# The Million Dollar Duck



## killerv (Aug 15, 2016)

Awesome documentary about the duck stamp we all buy each year. You won't regret watching it and might even learn something. Just came out, I rented it off Amazon Video but I believe Animal Planet will start airing it in the next month or so.

http://www.themilliondollarduckfilm.com/


----------



## g0nef1sshn (Aug 15, 2016)

Awesome post. i have never seen or looked into how those are chosen! thanks for the link. Im going to start painting ducks. after I  them. Or try too.


----------



## Core Lokt (Aug 18, 2016)

Learned something today. Thanks


----------



## WOODIE13 (Aug 18, 2016)

Will have to watch it when it comes out, thanks


----------



## dom (Aug 18, 2016)

added to amazon watch list.


----------



## dom (Aug 22, 2016)

wife and i watched this. pretty interesting documentary. wife even enjoyed it. must watch for duckers


----------



## killerv (Sep 14, 2016)

Comes on tonight at 9 on animal planet

http://www.animalplanet.com/tv-shows/the-million-dollar-duck/


----------



## Coopersdad0614 (Sep 14, 2016)

I'm watching it now! It's great! And really paints hunters in a great light as conservationists. I hate for all the folks who don't get picked. They all look so good!


----------



## chet1725 (Sep 18, 2016)

Awesome post, thank you for bring attention to this!


----------



## HuntDawg (Sep 18, 2017)

Just got back from the competition. Wife and I had a great time. We actually sat behind the 3 Hautman brothers. I recognized them from the Documentary.
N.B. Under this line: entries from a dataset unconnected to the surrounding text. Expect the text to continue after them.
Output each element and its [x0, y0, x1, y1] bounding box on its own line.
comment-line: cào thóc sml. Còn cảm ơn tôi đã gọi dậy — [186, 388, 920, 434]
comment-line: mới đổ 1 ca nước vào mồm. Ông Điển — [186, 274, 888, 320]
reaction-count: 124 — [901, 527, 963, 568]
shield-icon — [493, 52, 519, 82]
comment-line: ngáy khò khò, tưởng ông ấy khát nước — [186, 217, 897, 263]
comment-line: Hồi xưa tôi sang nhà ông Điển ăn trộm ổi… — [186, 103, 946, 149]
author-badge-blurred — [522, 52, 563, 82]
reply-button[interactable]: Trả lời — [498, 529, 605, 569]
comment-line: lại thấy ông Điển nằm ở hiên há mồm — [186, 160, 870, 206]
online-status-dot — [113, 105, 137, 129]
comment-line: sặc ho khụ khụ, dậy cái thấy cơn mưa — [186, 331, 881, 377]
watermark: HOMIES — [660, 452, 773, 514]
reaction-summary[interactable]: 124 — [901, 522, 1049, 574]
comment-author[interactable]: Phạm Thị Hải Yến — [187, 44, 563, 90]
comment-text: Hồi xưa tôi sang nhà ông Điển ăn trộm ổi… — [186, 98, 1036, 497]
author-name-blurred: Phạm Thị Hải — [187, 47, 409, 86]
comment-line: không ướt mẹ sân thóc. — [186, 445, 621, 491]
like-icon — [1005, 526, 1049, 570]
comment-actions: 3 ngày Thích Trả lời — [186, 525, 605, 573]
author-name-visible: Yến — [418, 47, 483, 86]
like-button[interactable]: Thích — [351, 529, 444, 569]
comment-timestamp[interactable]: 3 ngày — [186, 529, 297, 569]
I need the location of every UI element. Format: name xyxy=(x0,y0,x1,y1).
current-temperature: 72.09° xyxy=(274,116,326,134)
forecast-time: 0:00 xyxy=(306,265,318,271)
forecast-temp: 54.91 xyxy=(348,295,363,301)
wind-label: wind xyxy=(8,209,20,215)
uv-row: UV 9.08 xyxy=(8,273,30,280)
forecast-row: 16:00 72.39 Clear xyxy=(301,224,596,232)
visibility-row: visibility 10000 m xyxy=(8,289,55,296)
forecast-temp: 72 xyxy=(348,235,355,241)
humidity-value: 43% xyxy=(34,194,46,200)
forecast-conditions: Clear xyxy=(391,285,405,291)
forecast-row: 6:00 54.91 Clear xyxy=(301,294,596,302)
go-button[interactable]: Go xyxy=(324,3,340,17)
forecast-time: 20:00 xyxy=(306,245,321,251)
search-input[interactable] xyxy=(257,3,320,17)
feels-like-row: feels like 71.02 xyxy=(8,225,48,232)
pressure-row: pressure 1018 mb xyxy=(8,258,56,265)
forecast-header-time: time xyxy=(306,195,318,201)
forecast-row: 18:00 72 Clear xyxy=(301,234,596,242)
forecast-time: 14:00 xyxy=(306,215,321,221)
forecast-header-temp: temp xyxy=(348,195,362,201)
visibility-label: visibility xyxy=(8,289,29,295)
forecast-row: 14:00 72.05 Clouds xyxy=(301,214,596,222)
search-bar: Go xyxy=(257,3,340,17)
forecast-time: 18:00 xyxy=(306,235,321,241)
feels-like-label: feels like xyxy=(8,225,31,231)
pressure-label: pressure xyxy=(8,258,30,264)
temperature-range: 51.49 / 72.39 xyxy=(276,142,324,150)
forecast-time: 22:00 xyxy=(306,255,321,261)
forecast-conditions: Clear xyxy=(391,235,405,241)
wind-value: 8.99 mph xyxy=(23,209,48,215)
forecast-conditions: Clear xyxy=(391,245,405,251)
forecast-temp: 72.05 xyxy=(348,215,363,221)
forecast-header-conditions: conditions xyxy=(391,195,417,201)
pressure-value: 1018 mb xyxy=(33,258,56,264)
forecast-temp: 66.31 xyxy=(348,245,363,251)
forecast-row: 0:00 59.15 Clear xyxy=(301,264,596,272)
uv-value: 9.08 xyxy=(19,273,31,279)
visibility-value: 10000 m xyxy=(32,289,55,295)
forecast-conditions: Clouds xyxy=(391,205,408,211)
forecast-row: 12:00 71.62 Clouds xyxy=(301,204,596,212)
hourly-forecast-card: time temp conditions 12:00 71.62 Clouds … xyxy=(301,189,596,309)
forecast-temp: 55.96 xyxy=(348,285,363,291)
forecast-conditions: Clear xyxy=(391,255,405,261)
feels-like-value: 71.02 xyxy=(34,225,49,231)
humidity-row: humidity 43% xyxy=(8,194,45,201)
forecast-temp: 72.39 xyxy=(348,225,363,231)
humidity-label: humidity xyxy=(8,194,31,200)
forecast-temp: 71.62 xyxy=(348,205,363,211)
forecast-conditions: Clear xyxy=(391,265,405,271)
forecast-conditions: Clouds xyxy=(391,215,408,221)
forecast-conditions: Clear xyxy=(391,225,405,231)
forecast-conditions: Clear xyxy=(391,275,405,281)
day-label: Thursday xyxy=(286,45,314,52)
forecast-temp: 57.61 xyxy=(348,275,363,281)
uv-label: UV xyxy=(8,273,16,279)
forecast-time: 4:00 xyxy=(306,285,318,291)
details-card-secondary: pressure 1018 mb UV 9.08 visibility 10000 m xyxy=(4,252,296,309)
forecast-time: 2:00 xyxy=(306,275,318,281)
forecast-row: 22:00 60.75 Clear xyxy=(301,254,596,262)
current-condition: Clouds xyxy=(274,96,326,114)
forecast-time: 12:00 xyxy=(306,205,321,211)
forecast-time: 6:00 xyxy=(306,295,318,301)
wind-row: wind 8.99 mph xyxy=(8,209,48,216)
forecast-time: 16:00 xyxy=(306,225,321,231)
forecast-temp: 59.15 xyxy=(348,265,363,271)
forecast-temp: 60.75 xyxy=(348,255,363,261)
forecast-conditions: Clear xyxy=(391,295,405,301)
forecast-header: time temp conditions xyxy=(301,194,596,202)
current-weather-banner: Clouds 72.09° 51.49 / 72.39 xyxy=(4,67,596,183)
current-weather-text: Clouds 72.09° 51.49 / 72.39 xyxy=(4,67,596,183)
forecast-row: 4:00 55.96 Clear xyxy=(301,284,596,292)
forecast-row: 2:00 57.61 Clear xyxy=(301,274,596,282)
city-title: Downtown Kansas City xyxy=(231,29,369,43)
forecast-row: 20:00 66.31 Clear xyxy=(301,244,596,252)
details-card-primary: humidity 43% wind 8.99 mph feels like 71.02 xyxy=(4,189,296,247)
Had this years and last years licenses with me and asked the 2 previous Hautman winners if they would sign my license. Talked with both for a while.


----------



## killerv (Sep 19, 2017)

That's awesome, I was there in spirit. You make it over to the decoy contest? My ringneck drake decoy won 2nd Best of Show in its division up there. I'd post a pic of it but I'm not allowed to in this section.


----------



## Core Lokt (Sep 19, 2017)

you can't post a pic of a decoy that you carved??


----------



## HuntDawg (Sep 19, 2017)

killerv said:


> That's awesome, I was there in spirit. You make it over to the decoy contest? My ringneck drake decoy won 2nd Best of Show in its division up there. I'd post a pic of it but I'm not allowed to in this section.



I did not. Got wrapped up and had to high tail it back to Chicago. 3.5 hour drive.


----------



## killerv (Sep 20, 2017)

Core Lokt said:


> you can't post a pic of a decoy that you carved??




rules is rules, hobby section only


----------